Strings are represented with single quotes in Gekko (for instance: ‘this is a string’). Some languages use double quotes, and other languages allow both variants (or use single quotes for characters, and double quotes for strings). The use of single quotes for strings in Gekko has at least one convenience: double quotes are allowed inside a Gekko strings, and will be treated just like any other character (this is sometimes practical).

Anyway, this post is not about single quotes versus double quotes. It is about strings inside strings, or how strings can be used to compose other strings. The strict way of doing this is, for instance, %c = ‘red’; %s = ‘a ‘ + %c + ‘ car’;. This will be the same as ‘a red car’, but using the ‘+’ for chopping up a string is not very readable, especially if there are many inserts like %c. In Gekko versions prior to 3.0, it was possible to use %s = ‘a %c car’ instead. Allowing such syntax is of course tempting, and it is even one of the reasons sigils (type symbols like ‘%’) are used in some computer languages. But as the case often is: the devil is in the details. What if %c is not surrounded by blanks? It may be surrounded by ‘%’, ‘|’, ‘{‘, ‘}’, and so on, and it is not always easy to be sure that this works as intended in all corner cases.

Therefore, it was decided to use string interpolation instead, where string interpolation means inserting a string inside another string by means of certain placeholders, in practice implementing something akin to the f-string concept known from Python. So in Gekko 3.0, you should use %s = ‘a {%c} car’, where the {}-curlies is the placeholder. In Gekko 3.0, any expression may be put inside these {}-curlies, as long as the inside evaluates to a string or value. Therefore, the following is possible: %c1 = ‘r’; %c2 = ‘ed’; %s = ‘a {%c1 + %c2} car’;, where the inside of the {}-curly evaluates to ‘red’. Of course, ‘a {%c1}{%c2} car’ could be used instead, so the example is just to illustrate that expressions are allowed. Another example could be %t = 2020; TELL ‘The {%t} value is: {y[%t]/1000}’;, where y is a timeseries. You may even use {}-curlies inside {}-curlies, for instance: %s = ‘a{‘x{‘y’}z’}c’; which is that same as %s = ‘axyzc’;.

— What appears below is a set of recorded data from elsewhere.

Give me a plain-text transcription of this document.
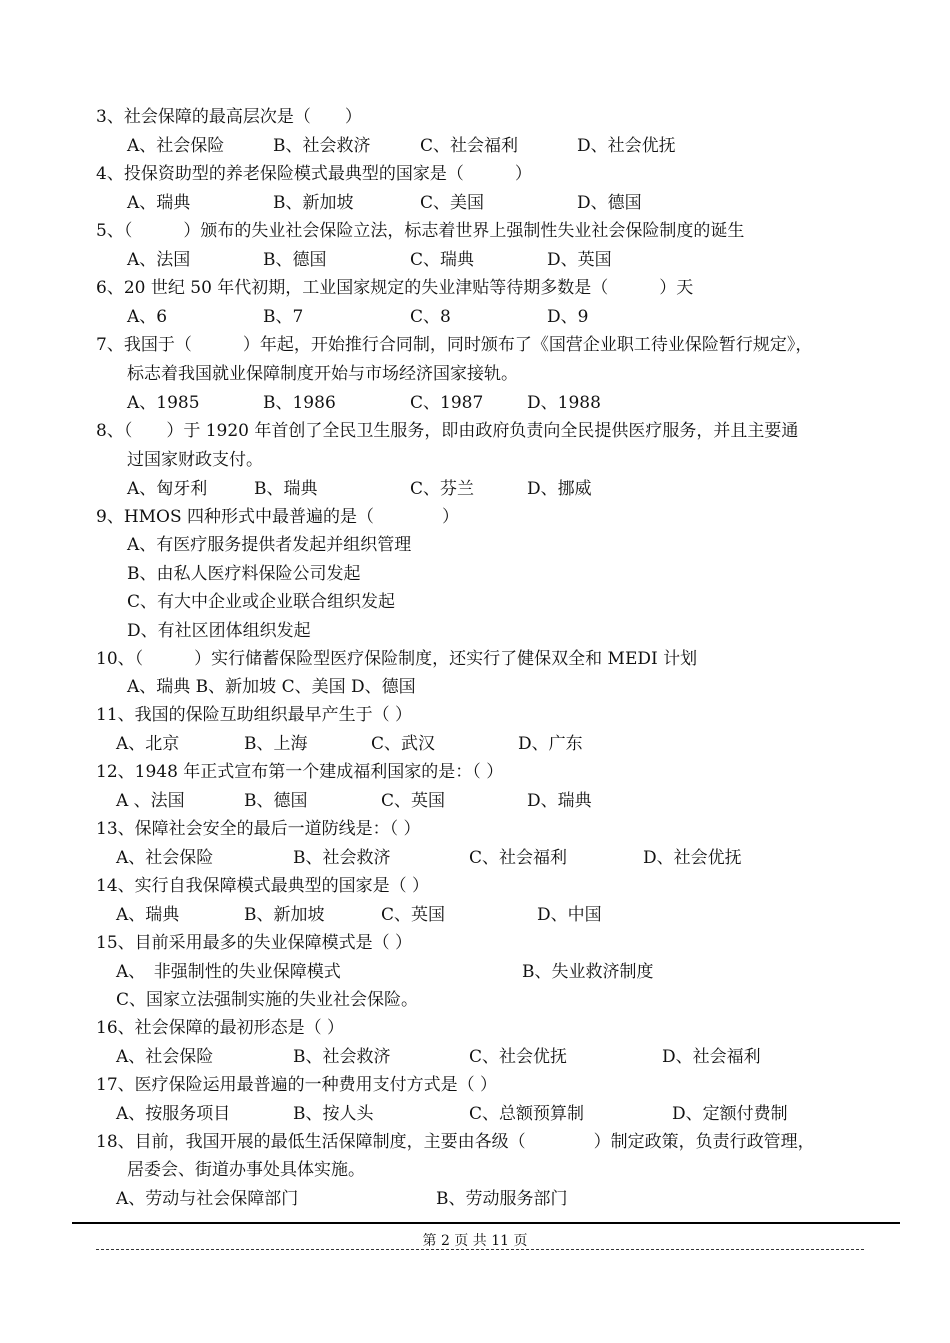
3、社会保障的最高层次是（　　）
A、社会保险	B、社会救济	C、社会福利	D、社会优抚
4、投保资助型的养老保险模式最典型的国家是（　　　）
A、瑞典	B、新加坡	C、美国	D、德国
5、（　　　）颁布的失业社会保险立法，标志着世界上强制性失业社会保险制度的诞生
A、法国	B、德国	C、瑞典	D、英国
6、20 世纪 50 年代初期，工业国家规定的失业津贴等待期多数是（　　　）天
A、6	B、7	C、8	D、9
7、我国于（　　　）年起，开始推行合同制，同时颁布了《国营企业职工待业保险暂行规定》，
标志着我国就业保障制度开始与市场经济国家接轨。
A、1985	B、1986	C、1987	D、1988
8、（　　）于 1920 年首创了全民卫生服务，即由政府负责向全民提供医疗服务，并且主要通
过国家财政支付。
A、匈牙利	B、瑞典	C、芬兰	D、挪威
9、HMOS 四种形式中最普遍的是（　　　　）
A、有医疗服务提供者发起并组织管理
B、由私人医疗料保险公司发起
C、有大中企业或企业联合组织发起
D、有社区团体组织发起
10、（　　　）实行储蓄保险型医疗保险制度，还实行了健保双全和 MEDI 计划
A、瑞典 B、新加坡 C、美国 D、德国
11、我国的保险互助组织最早产生于（ ）
A、北京	B、上海	C、武汉	D、广东
12、1948 年正式宣布第一个建成福利国家的是：（ ）
A 、法国	B、德国	C、英国	D、瑞典
13、保障社会安全的最后一道防线是：（ ）
A、社会保险	B、社会救济	C、社会福利	D、社会优抚
14、实行自我保障模式最典型的国家是（ ）
A、瑞典	B、新加坡	C、英国	D、中国
15、目前采用最多的失业保障模式是（ ）
A、　非强制性的失业保障模式	B、失业救济制度
C、国家立法强制实施的失业社会保险。
16、社会保障的最初形态是（ ）
A、社会保险	B、社会救济	C、社会优抚	D、社会福利
17、医疗保险运用最普遍的一种费用支付方式是（ ）
A、按服务项目	B、按人头	C、总额预算制	D、定额付费制
18、目前，我国开展的最低生活保障制度，主要由各级（　　　　）制定政策，负责行政管理，
居委会、街道办事处具体实施。
A、劳动与社会保障部门	B、劳动服务部门
第 2 页 共 11 页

This is all very good, but the best part of it is probably that names and strings in Gekko 3.0 are very easy to convert from one to another. For instance, in Gekko 3.0, x{%i}z is a variable name, and if %i = ‘y’, the name is xyz. If you need to convert this name into a string, you just add the single quotes: ‘x{%i}z’, which is the same as ‘xyz’. Conversely, the string ‘x{%i}z’ can be converted into x{%i}z by simply removing the quotes. In practice, this conversion arises quite often, for instance because a command or function only accepts a string rather than a name. An example could be a command like y = y + x{%i}z; where it is not certain if x{%i}z exists (and if it does not, y should be unchanged). There is an exist() function that checks for just that, but this function only accepts strings. So the syntax becomes IF (exist(‘x{%i}y’) == 1); y = y + x{%i}z; END; which easy to understand. Another example is that a list of strings like #m = (‘a{%i}b’, ‘x{%i}y’) can alternatively be written as a naked list, in the form #m = a{%i}b, x{%i}y, where the parentheses and quotes are dropped.

All in all, using string interpolation with {}-curlies inside strings is convenient and consistent, and as an extra convenience, the same kind of syntax is used regarding name-substitution, that is, {}-curlies inside variable names. You can even tell Gekko to format the {}-curlies in particular ways, for instance number of decimals (if the inside is a value), cf. OPTION string interpolate format.